Against the Bruins, that sort of lead is insurmountable.

“Yeah, the best team in hockey for a reason, and in their building, it’s a Saturday, the place is buzzing,” said Matt Martin, who scored a late third-period goal to cap the scoring. “We didn’t do enough early in the game to give ourselves a chance late. You get down 3-0, it’s a tough, tough climb back.”

And what exactly was the problem early?

Said Kyle Palmieri: “I think we were maybe a little bit on our heels. Put ourselves on the penalty kill. Obviously, that’s a pretty dangerous power play over there. They score, they’re at home, Saturday night. … Kind of snowballed.”

As Palmieri indicated, the Islanders did take two penalties in the first period, including Casey Cizikas’ hooking minor which led to Jake DeBrusk’s pretty goal at 2:15, and another by Sebastian Aho for tripping a little later. The only reason the Islanders were in those positions, though, was because they were getting beat to the puck with regularity.

But questionable effort aside, the Islanders now have another huge problem. Both Pageau and Bailey are not expected to play on Monday, per Lambert, and Barzal’s status is also now up in the air. While losing Bailey isn’t much of a blow, as he was scoreless in 21 straight games before he exited Friday in the second period with an upper-body injury, Pageau gives the team depth down the middle and is a key penalty killer, while Barzal had been playing some of his best hockey of the season since being placed on a line with Horvat.

Simon Holmstrom now has one point in his last 11 games. Cizikas has no points in his last 12 games. Hudson Fasching has gone eight straight without a point. Martin’s third-period goal was just his third point in the last 12 games. Andy Andreoff assisted on Martin’s goal, but has spent nearly all of the season in the AHL. All of these guys will likely be in the lineup again on Monday.

In other words, the Islanders’ bottom-six forward group is an offensive black hole, and there’s no indication when any of the injured guys are going to return.

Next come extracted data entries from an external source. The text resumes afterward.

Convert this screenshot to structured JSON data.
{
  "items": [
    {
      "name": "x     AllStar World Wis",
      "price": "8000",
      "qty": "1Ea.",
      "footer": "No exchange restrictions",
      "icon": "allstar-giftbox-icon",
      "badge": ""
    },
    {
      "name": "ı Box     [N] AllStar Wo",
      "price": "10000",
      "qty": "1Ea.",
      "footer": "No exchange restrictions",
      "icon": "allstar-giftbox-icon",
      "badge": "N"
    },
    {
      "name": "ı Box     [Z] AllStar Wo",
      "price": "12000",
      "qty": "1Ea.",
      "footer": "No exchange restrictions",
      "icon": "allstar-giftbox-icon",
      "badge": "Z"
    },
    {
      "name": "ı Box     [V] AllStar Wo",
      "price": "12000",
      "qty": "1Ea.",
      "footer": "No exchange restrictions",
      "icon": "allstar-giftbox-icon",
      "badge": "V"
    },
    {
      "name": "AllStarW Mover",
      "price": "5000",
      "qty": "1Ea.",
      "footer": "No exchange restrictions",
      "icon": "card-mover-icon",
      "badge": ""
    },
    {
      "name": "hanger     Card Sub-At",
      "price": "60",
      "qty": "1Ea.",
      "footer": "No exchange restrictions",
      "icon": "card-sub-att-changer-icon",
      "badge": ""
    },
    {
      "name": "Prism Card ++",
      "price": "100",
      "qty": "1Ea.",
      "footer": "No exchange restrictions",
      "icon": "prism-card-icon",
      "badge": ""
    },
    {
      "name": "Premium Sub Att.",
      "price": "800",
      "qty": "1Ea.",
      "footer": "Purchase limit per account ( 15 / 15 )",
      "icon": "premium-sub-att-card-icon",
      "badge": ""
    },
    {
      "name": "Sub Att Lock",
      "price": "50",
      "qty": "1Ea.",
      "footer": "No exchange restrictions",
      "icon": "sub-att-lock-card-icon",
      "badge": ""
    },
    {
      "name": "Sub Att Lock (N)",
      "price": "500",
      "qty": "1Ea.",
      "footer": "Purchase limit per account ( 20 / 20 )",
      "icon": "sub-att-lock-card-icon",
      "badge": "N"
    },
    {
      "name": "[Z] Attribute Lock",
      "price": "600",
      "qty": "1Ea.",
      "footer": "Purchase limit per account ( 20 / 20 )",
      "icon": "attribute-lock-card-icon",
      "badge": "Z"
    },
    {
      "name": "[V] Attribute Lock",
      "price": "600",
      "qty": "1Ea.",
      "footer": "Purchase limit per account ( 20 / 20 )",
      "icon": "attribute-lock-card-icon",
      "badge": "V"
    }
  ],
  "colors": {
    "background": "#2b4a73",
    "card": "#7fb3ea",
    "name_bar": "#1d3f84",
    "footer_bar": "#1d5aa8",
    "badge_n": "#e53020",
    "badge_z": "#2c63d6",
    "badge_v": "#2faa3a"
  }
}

In Barzal’s absence, Palmieri skated with Horvat and Anders Lee, giving the Islanders at least a respectable top line. But Barzal had nine points in his previous seven games entering Saturday, so losing him for any amount of time could spell doom.

“He’s a very important player for us in all different aspects, of course,” Lambert said. “As much as you try not to let it affect you, we had a power play that didn’t go very well, and he’s a big part of that. There’s a residual effect all the way down the lineup.”

Added Palmieri: “You lose a forward, obviously we lost Bails last night in the second period, it kind of messes up the flow and you’re playing a bit shorthanded. Doing that on back-to-back nights, it’s part of the challenge. We weren’t able to rise to it tonight.”